Last year, some schools in the Philadelphia area became "sanctuary campuses," promising to protect undocumented students and those in the Deferred Action for Childhood Arrivals program.
The Trump administration's announcement last week that it will end DACA, a program shielding some young people from deportation, could test that resolve if it, in fact, sunsets as promised in March.
Leaders of some "sanctuary campuses," such as the University of Pennsylvania — President Donald Trump's alma mater, immediately condemned the government's reversal.
"This is a heartbreaking day for our country," wrote University of Pennsylvania president Amy Gutman, in a statement posted on the school's website. The message also said the school will do "everything we can to support and assist the Dream Act students who are valued members of our community."

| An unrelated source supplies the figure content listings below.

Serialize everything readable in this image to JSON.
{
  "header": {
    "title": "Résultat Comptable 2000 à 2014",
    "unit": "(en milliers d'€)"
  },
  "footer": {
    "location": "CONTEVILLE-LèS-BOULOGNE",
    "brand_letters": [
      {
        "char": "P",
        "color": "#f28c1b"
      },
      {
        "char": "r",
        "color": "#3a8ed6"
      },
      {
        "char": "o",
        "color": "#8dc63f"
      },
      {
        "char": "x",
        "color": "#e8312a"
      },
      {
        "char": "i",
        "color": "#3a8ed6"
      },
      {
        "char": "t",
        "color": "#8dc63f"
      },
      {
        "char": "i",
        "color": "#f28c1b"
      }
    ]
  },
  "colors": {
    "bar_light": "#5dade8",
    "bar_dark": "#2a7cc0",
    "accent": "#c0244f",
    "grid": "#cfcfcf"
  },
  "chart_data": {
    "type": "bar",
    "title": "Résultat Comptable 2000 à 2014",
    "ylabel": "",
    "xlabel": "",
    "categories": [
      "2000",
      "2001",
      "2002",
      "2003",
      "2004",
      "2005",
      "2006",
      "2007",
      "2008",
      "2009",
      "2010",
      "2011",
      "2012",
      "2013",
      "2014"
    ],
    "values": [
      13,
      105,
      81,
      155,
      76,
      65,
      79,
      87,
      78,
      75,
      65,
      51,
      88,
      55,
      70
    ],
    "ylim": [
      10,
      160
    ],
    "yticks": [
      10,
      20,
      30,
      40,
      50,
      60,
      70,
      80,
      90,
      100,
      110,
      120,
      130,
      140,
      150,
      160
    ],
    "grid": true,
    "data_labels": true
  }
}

Others shared concrete lists of how they will continue welcoming students whose futures just shifted with this decision. To help calm students, Swarthmore College brought an immigration attorney to a new student orientation session last week. In her message to students, college president Valerie Smith called the decision "distressing," and she said the college is looking into ways to financially support DACA recipients who may lose their ability to work with that protection.
Smith, along with the presidents of Haverford and Bryn Mawr colleges, restated their intention to not share information about students with federal immigration enforcement.
"Law enforcement officials seeking to come on campus are expected to check in first with campus safety and present a warrant or other enforceable legal instrument," wrote Bryn Mawr college president Kim Cassidy. At Temple University, which is not a "sanctuary campus," a term that has no set meaning but that which universities choose, the student government and the union for professional academics called on their administration to adopt that label.
It's not clear how much those assurances — and the commitment to meeting the financial needs of all students — will help Maria Castañeda and other students who stand to lose more than their education if Congress does not pass a bill codifying the federal program.
DACA "allowed me to get a driver's license, apply for jobs, apply for scholarships and eventually get me to Swarthmore," she told protesters gathered at a recent rally in Philadelphia.
According to records compiled by the U.S. Citizenship and Immigration Service, which handles DACA applications, almost 30,000 people in Delaware, Pennsylvania and New Jersey have applied to the program since it began in 2012. To qualify, young people must have been brought by their parents into the country illegally before 2007, and have graduated high school, among other conditions.
In return for applying to the program, these "dreamers," as recipients are called, received Social Security cards, the ability to work legally, and the freedom to live in the country without fear of deportation. Around a quarter of all DACA recipients who work are also in college, according to the Migration Policy Institute.
With the agreement now in question, Castañeda wonders if that exchange comes at too high a cost.
"We are people who openly and willingly shared our information with the government, and now we will no longer be protected from deportation," she said.